Rund ein halbes Jahr ist es her, dass die Polizei am frühen Morgen zu einem Verkehrsunfall mit einer toten Person auf der A7 nahe Schleswig gerufen wird.
Doch bald wird klar, die 32-Jährige ist wohl auch Opfer eines Gewaltverbrechens geworden. Unter Tatverdacht steht ihr heute 34 Jahre alter Ehemann. Der Syrer, der mit seiner ebenfalls syrischen Ehefrau zuletzt im dänischen Aarhus lebte, muss sich seit Montag vor dem Landgericht Flensburg wegen Mordes verantworten. Er habe seine Frau am 20. November 2021 aus niedrigen Beweggründen getötet, sagte die Staatsanwältin bei der Anklageverlesung.
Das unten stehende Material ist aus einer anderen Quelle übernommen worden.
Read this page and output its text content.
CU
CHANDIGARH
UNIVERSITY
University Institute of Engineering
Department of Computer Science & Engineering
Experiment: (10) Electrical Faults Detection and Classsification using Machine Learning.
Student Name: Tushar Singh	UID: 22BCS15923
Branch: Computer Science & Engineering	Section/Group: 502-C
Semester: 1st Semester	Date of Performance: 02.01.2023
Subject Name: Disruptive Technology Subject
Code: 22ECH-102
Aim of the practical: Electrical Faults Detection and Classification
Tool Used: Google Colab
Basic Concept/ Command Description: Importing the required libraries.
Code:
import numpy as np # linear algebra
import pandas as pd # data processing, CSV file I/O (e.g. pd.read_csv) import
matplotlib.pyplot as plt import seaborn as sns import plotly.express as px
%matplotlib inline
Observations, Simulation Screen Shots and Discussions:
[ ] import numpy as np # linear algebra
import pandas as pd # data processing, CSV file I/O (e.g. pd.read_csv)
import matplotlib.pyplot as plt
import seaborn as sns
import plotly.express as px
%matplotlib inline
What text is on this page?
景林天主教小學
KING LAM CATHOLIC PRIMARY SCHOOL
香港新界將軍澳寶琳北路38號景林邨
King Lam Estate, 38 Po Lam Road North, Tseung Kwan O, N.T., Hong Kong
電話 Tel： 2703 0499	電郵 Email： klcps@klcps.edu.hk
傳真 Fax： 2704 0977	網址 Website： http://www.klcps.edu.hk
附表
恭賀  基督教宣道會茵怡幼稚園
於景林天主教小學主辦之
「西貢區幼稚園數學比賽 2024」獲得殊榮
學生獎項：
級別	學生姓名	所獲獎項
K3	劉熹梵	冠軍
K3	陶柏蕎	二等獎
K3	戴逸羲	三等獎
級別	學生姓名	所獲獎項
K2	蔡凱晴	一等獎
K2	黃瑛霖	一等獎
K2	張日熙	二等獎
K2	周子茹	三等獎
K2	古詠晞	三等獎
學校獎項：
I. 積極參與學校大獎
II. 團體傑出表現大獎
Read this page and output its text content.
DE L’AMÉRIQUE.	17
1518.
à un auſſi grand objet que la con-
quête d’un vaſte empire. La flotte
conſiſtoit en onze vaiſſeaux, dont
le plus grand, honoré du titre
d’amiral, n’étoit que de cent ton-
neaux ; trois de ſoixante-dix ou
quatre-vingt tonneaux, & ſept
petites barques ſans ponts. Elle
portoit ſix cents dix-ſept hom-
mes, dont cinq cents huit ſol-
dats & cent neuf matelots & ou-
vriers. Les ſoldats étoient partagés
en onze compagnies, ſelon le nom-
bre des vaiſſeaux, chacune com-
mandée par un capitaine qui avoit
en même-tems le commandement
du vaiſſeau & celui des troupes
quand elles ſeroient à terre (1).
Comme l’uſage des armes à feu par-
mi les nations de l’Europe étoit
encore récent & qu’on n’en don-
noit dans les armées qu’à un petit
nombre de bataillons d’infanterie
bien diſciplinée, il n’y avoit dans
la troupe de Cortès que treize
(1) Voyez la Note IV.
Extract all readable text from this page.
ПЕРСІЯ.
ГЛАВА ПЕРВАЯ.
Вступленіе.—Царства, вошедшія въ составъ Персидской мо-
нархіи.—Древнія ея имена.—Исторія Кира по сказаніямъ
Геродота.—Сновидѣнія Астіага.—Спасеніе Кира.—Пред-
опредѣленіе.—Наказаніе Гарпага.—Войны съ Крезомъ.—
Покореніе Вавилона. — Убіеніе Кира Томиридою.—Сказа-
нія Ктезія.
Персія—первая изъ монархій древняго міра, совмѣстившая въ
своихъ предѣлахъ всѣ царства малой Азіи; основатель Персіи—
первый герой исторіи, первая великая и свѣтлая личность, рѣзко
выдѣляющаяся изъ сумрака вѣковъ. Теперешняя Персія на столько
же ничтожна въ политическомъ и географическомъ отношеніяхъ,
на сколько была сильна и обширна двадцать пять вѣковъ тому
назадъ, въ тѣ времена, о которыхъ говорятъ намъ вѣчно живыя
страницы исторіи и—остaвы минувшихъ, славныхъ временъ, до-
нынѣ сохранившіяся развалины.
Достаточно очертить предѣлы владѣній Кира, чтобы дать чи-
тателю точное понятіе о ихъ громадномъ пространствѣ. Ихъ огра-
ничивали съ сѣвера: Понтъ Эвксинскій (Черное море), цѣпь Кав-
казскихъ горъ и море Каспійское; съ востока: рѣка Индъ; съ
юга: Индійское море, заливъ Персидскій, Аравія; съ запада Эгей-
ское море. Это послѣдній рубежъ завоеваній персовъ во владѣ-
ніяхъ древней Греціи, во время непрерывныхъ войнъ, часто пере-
Er habe aus gekränkter Ehre und aus Rache beschlossen, die 32-Jährige umzubringen.
Sie wurde auf die Fahrbahn gedrängt
Demnach hatte die Frau Trennungsabsichten. Den Angaben zufolge war der Mann bereits in der Vergangenheit gewalttätig gewesen. Aus diesem Grund habe er auch das Sorgerecht für die beiden gemeinsamen Söhne verloren. Das Ehepaar war an dem Novembertag - einem Samstag - frühmorgens auf der Autobahn in Richtung Hamburg unterwegs, als der Mann nach Ansicht der Staatsanwaltschaft nahe Schleswig auf dem Standstreifen anhielt und mit einem Küchenmesser mindestens 24 Mal auf seine Frau einstach, um sie zu töten. Die 32-Jährige sei vom Beifahrersitz zunächst auf die Rückbank geflüchtet und später vom Angeklagten in Richtung Fahrbahn gedrängt worden, sagte die Staatsanwältin.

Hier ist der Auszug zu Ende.